Merkel cell carcinoma and the eye

• Published in: Clinics in dermatology Vol. 42; no. 4; pp. 381 - 389
• Main Authors: Valentini, Rodolfo, Grant-Kels, Jane M., Falcone, Madina, Stewart, Campbell L.
• Format: Journal Article
• Language: English
• Published: United States Elsevier Inc 01.07.2024
• Subjects: Dermatology
• ISSN: 0738-081X; 1879-1131; 1879-1131
• DOI: 10.1016/j.clindermatol.2024.01.010

Merkel cell carcinoma (MCC) is a rare cutaneous neuroendocrine tumor with a poor five-year survival rate. Yearly cases have risen nearly 350% since the early 1980s, and these are predicted to increase as the overall US population ages. MCC of the eyelid is uncommon and can be misdiagnosed as other benign inflammatory and neoplastic eyelid disorders. Although MCC of the head and neck is often more aggressive than it is at other sites, eyelid MCC shows a lower disease-specific mortality rate.
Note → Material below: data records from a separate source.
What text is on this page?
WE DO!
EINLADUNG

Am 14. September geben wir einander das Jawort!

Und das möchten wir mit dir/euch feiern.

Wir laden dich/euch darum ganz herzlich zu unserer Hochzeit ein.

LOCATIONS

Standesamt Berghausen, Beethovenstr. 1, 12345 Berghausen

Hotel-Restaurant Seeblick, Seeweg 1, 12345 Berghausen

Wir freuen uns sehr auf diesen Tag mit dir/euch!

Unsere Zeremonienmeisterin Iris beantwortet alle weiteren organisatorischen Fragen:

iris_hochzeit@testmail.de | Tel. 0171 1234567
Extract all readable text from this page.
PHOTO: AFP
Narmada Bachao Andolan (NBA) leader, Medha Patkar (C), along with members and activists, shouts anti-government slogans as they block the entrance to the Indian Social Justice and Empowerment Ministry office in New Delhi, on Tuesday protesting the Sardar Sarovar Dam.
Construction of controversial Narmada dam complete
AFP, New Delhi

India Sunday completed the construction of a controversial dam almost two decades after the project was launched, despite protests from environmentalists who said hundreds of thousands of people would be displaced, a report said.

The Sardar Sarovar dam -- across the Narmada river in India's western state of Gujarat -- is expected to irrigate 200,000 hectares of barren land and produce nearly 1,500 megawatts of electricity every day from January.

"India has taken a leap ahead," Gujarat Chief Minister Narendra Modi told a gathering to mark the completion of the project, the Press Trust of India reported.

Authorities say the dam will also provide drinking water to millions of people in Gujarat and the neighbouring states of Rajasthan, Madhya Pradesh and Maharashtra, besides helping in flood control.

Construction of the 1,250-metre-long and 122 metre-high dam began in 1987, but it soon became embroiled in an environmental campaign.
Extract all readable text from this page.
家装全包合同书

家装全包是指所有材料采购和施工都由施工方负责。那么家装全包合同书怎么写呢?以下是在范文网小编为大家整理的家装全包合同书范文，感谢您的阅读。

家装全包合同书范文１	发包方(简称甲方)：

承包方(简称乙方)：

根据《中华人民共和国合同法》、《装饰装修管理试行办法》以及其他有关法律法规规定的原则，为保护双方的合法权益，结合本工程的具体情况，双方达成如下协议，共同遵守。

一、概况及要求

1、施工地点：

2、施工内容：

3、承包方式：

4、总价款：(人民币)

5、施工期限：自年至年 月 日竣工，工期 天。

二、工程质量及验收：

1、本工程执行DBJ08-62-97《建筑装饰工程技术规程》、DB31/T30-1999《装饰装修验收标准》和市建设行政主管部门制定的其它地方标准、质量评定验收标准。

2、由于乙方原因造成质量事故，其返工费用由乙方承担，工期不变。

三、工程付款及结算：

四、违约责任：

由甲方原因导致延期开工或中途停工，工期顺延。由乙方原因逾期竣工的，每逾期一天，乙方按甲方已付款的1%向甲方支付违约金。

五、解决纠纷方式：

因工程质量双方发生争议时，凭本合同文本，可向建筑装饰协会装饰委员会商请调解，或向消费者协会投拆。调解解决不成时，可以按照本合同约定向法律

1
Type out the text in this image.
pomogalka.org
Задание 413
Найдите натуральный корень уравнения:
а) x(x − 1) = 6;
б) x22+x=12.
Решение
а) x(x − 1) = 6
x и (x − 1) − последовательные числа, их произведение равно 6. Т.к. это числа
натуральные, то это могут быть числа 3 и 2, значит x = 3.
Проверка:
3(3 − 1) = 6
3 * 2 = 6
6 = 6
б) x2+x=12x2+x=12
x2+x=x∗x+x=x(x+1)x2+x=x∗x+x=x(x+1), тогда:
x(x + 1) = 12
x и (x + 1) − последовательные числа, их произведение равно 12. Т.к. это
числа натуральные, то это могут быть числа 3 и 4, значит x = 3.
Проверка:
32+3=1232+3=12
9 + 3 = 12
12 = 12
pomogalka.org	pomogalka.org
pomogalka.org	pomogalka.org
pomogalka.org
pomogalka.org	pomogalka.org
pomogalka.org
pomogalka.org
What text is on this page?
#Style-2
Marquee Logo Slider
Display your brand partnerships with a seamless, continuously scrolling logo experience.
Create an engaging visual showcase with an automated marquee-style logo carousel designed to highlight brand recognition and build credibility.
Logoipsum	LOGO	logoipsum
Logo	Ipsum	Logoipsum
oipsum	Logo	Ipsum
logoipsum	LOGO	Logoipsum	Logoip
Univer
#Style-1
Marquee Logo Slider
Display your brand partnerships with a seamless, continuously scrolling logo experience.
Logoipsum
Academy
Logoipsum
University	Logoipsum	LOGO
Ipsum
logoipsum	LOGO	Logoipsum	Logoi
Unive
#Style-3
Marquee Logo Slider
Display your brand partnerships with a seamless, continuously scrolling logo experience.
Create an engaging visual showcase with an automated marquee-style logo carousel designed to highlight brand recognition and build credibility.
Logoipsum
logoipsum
A biopsy is essential for accurate diagnosis, including an immunohistochemical panel of CK20 and TTF-1, although other markers may be necessary. Staging can be assessed clinically through physical examination findings and imaging and/or pathologically with sentinel lymph node biopsy or fine-needle aspiration. Pathologic staging more accurately predicts the prognosis. Eyelid MCC treatments include Mohs micrographic surgery to allow for complete clearance and adequate reconstruction of lost tissue, followed by adjuvant radiotherapy. In advanced disease, immunotherapies are preferred over traditional chemotherapy and are a subject of ongoing research.